My goal is to overwrite the images with correctly encoded EXIF data. I've tried
exiftool -tagsfromfile sample.jpg -exif:all -charset exif=latin2 sample.jpg
but the character set stays the same.

Could you please advise? Thank you very much!

P.S.: Yes, I don't know how to select a tag the name of which contains spaces in any other way than using the wildcard.
Title: Re: Convert EXIF tags character set from Latin2 to UTF-8
Post by: Phil Harvey on November 20, 2022, 02:40:09 PM
Unfortunately the -charset exif option applies when both reading and writing, so ImageDescription will be written back with the same encoding.  Instead, you could extract to an XMP sidecar, then write it back from there:

1. exiftool "-description<imagedescription" -charset exif=latin2 -o %d%f.xmp -ext jpg DIR

2. exiftool -tagsfromfile %d%f.xmp "-imagedescription<description" -ext xmp DIR

You can add other tags you want to convert to these commands, but I wouldn't suggest using a blunt instrument like -exif:all.

- Phil

P.S. Tag names don't contain spaces.  See FAQ 2 (https://exiftool.org/faq.html#Q2).
Title: Re: Convert EXIF tags character set from Latin2 to UTF-8
Post by: edison23 on November 22, 2022, 04:55:58 AM
Thanks, Phil, for the solution and explanation! :) It works great on the description field.

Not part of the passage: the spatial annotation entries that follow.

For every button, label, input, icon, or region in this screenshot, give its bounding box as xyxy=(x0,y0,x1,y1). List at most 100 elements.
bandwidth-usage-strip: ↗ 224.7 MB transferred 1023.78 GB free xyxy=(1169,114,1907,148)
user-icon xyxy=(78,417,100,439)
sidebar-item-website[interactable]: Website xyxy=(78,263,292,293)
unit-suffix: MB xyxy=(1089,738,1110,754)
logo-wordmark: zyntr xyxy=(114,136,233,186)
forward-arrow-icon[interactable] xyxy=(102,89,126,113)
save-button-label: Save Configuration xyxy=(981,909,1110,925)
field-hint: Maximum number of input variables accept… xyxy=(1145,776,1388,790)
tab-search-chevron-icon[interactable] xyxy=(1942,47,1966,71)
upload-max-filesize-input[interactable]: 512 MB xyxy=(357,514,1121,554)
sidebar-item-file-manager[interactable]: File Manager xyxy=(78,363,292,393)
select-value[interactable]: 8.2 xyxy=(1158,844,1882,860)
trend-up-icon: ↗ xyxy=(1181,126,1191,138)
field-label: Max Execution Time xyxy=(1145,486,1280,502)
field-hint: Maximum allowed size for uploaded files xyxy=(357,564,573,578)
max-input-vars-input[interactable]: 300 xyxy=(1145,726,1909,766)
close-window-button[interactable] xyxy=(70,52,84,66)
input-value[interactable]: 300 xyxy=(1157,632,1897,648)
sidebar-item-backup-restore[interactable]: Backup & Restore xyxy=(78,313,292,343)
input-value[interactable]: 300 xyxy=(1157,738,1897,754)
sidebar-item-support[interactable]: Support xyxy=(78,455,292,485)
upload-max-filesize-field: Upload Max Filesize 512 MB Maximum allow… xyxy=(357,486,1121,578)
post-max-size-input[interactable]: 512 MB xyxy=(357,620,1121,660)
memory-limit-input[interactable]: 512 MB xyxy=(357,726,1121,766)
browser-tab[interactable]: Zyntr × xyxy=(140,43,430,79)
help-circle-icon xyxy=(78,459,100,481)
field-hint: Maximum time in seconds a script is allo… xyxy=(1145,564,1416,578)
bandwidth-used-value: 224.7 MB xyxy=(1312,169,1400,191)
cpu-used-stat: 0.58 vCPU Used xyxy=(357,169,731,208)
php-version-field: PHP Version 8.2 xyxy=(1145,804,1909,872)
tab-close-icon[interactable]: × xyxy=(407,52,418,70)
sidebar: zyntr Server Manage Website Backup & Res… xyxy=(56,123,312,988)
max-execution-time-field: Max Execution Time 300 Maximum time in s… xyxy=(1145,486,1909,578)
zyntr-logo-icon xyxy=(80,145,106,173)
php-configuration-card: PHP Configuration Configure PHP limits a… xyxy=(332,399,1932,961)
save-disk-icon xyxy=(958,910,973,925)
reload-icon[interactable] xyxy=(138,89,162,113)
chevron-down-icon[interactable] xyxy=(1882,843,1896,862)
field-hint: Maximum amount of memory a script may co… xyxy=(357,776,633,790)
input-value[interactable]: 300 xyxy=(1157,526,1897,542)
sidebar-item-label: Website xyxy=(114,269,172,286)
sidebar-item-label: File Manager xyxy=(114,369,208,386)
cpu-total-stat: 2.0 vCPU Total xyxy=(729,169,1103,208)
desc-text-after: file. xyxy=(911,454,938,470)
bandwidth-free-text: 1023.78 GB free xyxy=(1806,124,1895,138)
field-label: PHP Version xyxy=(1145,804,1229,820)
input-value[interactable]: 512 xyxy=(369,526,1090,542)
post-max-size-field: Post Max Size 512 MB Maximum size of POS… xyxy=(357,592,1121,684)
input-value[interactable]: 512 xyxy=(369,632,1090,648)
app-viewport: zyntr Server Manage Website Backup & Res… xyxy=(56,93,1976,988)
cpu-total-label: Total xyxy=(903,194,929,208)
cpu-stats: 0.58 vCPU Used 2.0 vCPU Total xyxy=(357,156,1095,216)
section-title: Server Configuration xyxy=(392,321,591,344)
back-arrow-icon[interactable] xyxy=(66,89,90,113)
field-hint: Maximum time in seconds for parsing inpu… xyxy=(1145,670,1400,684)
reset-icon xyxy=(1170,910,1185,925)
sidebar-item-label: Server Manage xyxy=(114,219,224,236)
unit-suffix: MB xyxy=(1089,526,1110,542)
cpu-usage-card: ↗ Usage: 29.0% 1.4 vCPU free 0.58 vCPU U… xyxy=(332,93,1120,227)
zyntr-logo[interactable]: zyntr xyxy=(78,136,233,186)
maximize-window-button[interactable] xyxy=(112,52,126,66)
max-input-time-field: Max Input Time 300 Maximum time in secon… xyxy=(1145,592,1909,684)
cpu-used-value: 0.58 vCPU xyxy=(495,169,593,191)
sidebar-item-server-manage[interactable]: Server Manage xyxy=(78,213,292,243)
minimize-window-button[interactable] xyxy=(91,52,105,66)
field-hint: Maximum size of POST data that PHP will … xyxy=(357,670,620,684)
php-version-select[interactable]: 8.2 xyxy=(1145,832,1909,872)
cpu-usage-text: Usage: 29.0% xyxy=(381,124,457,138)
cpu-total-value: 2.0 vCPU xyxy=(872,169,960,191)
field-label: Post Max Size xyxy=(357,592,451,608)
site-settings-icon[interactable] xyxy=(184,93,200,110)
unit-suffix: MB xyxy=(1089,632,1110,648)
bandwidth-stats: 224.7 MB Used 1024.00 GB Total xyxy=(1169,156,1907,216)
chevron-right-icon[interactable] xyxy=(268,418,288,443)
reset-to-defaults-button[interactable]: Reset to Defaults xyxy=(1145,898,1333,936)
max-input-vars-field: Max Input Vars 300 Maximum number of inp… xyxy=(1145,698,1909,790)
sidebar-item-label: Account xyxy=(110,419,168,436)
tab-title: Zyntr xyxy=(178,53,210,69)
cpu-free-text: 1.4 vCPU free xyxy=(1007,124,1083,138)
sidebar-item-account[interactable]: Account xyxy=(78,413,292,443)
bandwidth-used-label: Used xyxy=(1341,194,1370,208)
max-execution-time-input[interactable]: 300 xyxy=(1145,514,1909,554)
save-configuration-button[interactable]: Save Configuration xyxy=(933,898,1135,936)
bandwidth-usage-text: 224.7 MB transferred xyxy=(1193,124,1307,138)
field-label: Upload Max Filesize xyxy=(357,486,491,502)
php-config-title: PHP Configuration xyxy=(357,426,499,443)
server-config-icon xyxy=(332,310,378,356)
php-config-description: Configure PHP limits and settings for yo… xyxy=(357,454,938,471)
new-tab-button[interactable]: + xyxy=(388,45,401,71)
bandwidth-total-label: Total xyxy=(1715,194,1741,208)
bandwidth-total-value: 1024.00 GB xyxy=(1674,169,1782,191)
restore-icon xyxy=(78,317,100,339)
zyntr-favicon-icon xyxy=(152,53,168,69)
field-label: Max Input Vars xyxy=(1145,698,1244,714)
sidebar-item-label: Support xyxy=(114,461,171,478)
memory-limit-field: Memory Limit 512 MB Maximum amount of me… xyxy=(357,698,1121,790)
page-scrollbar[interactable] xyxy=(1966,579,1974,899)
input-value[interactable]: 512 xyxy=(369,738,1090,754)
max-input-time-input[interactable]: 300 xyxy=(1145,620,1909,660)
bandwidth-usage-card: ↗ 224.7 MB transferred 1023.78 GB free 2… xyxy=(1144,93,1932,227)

I have there another field `usercomment` that Exiftool reads correctly (the diacritics displays well) but Piwigo doesn't, even if I try to convert it using your method. But that doesn't have to do anything with Exiftool, I guess.
Title: Re: Convert EXIF tags character set from Latin2 to UTF-8
Post by: Phil Harvey on November 22, 2022, 07:01:54 AM
This only works for "string" format tags (see the EXIF Tag Name documentation (https://exiftool.org/TagNames/EXIF.html)).  UserComment is "undef", and includes an encoding parameter, so the encoding is known and shouldn't be an issue.  It is a bug in Piwigo if it can't interpret the encoding parameter properly.

- Phil